Tendencias de la edición digital 2017-2018

Siete años después de la mirada angustiante de Negroponte y de otros que vaticinaban la muerte del libro en papel sigo preguntando: ¿qué porcentaje de editoriales tienen desarrollada y desplegada una estrategia digital que dé horizonte a la proyección de su fondo a 2020 en impreso, digital o el formato que se quiera pensar (audiolibro, impreso bajo demanda, etcétera)?

Debo iniciar este estudio mirando hacia atrás y no hacia adelante, como hubiese querido. Hace más de cinco años, el diario español El País publicó un artículo del escritor mexicano Jorge Volpi, titulado “Réquiem por el papel”3 , el cual incluí como una de las referencias, por aquel entonces, en los 13 seminario-talleres que sobre el libro electrónico pudimos impartir, gracias a la iniciativa del Centro Regional para el Fomento del Libro en América Latina y el Caribe (Cerlalc), en igual número de países de Latinoamérica, en donde trabajamos con editores y profesionales del libro sobre este tema. Se preguntaba Volpi: “¿Por qué cuesta tanto esfuerzo aceptar que lo menos importante de los libros —de esos textos que seguiremos llamando libros— es el envoltorio? ¿Y que lo verdaderamente disfrutable no es presumir una caja de cartón, por más linda que sea, sino adentrarse en sus misterios sin importar si las letras están impresas con tinta o trazadas con píxeles?”. Y al plantear esa dicotomía entre los “diabólicos artefactos” y el papel, afirmaba desde el inicio: “En el peor de los casos, los manuscritos y los nuevos libros en papel habrán de convivir todavía por decenios”.

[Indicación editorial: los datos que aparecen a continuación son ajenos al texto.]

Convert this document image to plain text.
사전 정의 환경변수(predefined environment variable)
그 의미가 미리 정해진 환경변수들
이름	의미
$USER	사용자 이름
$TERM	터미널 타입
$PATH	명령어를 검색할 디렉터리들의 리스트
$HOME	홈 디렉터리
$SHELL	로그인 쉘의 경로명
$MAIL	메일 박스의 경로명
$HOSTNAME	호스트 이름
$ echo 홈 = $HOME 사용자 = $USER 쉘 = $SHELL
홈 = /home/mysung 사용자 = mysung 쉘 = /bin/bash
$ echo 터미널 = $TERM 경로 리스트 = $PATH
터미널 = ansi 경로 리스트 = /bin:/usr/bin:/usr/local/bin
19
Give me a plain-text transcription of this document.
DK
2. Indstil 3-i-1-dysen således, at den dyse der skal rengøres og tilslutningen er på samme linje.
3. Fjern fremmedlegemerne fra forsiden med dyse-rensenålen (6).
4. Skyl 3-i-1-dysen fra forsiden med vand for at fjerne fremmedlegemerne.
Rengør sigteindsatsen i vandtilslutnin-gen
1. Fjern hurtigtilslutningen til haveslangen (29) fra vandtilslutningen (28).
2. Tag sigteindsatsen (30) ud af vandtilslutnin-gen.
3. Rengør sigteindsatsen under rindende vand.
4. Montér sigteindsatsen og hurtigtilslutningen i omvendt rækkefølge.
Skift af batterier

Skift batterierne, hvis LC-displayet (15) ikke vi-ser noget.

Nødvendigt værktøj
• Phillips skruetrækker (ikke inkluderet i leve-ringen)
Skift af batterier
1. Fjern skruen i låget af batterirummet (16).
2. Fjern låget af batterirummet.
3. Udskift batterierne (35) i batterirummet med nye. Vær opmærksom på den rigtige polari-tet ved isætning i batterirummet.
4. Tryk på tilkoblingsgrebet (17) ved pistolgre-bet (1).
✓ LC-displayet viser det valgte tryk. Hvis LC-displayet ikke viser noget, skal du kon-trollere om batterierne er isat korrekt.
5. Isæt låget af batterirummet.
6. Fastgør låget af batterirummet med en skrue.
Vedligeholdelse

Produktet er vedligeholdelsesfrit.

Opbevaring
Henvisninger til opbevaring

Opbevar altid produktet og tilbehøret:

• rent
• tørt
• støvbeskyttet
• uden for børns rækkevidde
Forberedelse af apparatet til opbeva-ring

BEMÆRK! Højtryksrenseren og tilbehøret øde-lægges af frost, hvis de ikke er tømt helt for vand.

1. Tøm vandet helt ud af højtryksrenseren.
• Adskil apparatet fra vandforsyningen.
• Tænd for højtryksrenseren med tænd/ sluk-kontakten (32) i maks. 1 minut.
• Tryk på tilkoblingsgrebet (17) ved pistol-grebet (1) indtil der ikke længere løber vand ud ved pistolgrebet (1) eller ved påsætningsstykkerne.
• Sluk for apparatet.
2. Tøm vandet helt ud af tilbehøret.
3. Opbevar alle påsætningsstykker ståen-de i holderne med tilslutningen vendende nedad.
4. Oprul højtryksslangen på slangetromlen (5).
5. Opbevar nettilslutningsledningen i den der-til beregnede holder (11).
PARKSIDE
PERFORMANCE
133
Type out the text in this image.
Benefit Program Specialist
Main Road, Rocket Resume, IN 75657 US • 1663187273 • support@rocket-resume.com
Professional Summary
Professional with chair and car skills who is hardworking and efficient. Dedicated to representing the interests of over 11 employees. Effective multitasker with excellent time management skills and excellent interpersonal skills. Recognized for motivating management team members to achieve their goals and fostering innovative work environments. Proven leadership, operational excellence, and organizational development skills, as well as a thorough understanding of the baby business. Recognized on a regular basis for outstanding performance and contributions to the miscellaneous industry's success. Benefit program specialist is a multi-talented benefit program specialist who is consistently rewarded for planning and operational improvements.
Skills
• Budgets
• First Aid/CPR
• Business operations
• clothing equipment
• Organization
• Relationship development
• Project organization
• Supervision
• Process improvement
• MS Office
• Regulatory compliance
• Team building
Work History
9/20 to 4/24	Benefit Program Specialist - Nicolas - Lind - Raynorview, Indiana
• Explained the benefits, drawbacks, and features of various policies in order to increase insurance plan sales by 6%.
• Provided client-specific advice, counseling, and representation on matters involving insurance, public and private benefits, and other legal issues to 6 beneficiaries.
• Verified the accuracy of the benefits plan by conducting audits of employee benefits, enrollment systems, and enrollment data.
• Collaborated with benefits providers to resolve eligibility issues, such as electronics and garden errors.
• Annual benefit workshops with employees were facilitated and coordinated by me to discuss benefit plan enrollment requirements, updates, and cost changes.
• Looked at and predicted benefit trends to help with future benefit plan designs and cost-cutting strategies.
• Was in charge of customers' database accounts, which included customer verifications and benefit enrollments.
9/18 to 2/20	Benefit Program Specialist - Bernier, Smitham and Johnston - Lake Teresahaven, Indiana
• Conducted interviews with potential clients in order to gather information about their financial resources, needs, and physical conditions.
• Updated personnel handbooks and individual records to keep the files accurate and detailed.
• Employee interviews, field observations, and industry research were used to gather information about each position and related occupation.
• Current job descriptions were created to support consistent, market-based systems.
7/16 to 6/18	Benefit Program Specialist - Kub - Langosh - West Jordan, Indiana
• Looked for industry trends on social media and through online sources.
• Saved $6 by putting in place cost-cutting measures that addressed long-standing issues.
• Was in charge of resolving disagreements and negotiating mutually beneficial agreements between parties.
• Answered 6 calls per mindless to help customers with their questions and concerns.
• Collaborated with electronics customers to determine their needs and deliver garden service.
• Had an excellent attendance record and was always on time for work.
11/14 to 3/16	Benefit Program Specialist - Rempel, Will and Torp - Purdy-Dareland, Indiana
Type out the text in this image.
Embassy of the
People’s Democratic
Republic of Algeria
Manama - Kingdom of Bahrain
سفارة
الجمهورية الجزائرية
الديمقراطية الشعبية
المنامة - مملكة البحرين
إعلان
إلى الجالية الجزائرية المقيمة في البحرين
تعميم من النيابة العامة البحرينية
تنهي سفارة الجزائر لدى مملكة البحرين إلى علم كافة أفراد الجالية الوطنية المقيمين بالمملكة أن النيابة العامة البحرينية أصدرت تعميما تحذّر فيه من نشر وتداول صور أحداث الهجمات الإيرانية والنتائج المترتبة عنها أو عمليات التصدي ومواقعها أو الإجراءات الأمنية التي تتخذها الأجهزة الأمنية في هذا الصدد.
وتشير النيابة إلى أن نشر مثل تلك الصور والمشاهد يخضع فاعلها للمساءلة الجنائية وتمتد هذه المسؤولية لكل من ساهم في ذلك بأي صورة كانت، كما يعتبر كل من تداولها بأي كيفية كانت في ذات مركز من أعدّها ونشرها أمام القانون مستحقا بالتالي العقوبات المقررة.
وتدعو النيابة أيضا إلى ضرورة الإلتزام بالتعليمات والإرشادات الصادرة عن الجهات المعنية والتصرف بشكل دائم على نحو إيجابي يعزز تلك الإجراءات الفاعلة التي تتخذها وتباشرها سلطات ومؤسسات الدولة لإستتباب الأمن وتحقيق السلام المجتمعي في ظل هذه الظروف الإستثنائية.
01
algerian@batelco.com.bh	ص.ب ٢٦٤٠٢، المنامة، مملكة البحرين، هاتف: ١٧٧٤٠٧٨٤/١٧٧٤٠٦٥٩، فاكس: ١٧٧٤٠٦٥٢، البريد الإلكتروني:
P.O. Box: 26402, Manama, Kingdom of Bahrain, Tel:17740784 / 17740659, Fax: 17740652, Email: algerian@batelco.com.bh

Ha pasado más de un lustro y, como era esperable, en este período hemos visto un impresionante avance de las herramientas tecnológicas, la conectividad, los modelos de negocio y las nuevas formas de consumo y de acceso. A nuestro pesar, la preocupación de Volpi continúa vigente, porque todavía hoy esa dicotomía papel vs. electrónico es para muchos punto de referencia de nuestros análisis y de nuestras acciones. Gran error: el problema no puede seguir siendo nuestro miope enfoque sustentado en el formato, sino en cómo entender y saber aprovechar los medios, las plataformas y las tecnologías existentes y en permanente cambio, en su justa medida, para cada subsector de la edición y cada proyecto editorial en particular, donde el formato puede ser uno de los puntos de llegada, pero no el de partida.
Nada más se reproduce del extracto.